Federica Pellegrini, la dieta: ecco cosa mangia e perché ha ringraziato il suo nutrizionista

Martedì 27 Luglio 2021
I segreti del successo della Divina: cosa mangia Federica Pellegrini

Federica Pellegrini, e sto. La nostra Divina, oro olimpico a Pechino 2008, a pochi giorni dai 33 anni, che compirà il 5 agosto, si regala in anticipo la storia centrando la quinta finale olimpica a Tokyo 2020 nei 200 stile libero. Mai nessuna come lei. E poco importa che si sia qualificata con il settimo tempo utile (su otto), perché la sua è già una delle più belle pagine di sport che siano state scritte. Tra i segreti della nuotatrice di Mirano per una carriera costellata di successi c'è anche una dieta corretta, tenuta sotto controllo dal suo medico e nutrizionista - che ha anche ringraziato dopo la semifinale, in zona mista, tra l'altro.

Federica Pellegrini, cosa mangia la Divina

È alta 1,79 metri, e il suo peso oscilla tra i 60 e i 65 chili. Il segreto della sua forma fisica potrebbero essere semplicemente gli allenamenti (due al giorno in acqua e tre sedute a settimana a secco), ma sarebbe riduttivo. E quindi l'alimentazione, ma non una particolare, dice lei: «L'ho sempre trovata una limitazione, innanzitutto perché io già di per sé non sono una ragazza che mangia tantissimo, soprattutto nei momenti di grande allenamento. Più riesco a mangiare diversificato e meglio è». Se proprio, però, dobbiamo prenderla come modello, la dieta mediterranea è un buon punto di partenza, «supportata da una buona integrazione fatta con un medico specializzato ad hoc. Però insomma ho sempre mangiato di tutto», suggerisce ancora la Divina.

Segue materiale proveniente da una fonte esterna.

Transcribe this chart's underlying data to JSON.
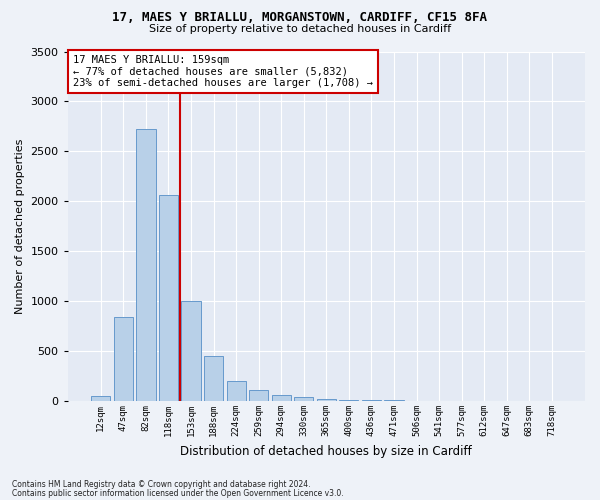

A confermarlo anche l'allenatore, Matteo Giunta, che si occupa anche della preparazione fisica: «È abituata a mangiare in maniera corretta. Varia molto con gli alimenti, non sta lì con il bilancino a pesare la grammature di ogni singolo alimento». Ma ogni tanto, sì, si concede qualche strappo alla regola: «Già di per sé il nuoto è uno sport difficile di suo, se in più uno deve sentirsi costretto sull’alimentazione, diventerebbe troppo complicato», argomenta il coach. Lei per esempio è appassionata della mozzarella in carrozza della nonna, a cui non riesce a dire di no. 

Gli strappi alla regola 

È appassionata della mozzarella in carrozza della nonna, a cui non riesce a dire di no. Ma se il peso varia non c'è da preoccuparsi, anzi: è funzionale a sopportare i periodi di carichi importanti. «È ovvio che in quei momenti si tenda a preferire un peso leggermente superiore per avere le riserve a cui attingere in casi di difficoltà. Tutto questo, poi, le permette di non precludere un buon recupero. Cosa che alla lunga, se recuperi male o continui a farlo, metti in crisi il processo di adattamento per la perfomance agonistica», spiega Giunta, che è anche il compagno di Super Fede.

 

Se ci si aspettano da Pellegrini grandi abbuffate a Natale o per i compleanni, ci dispiace dirvi che no, non è così: «Solitamente separa carboidrati e proteine indicativamente per avere una linea guida: a pranzo mangia di solito un piatto di pasta e la sera di solito mangia carne o pesce, proteine, senza esagerare con la carne rossa, che viene limitata a uno-due volte a settimana. Quindi carne bianca o pesce». E così è arrivata in finale alle Olimpiadi, per la quinta volta.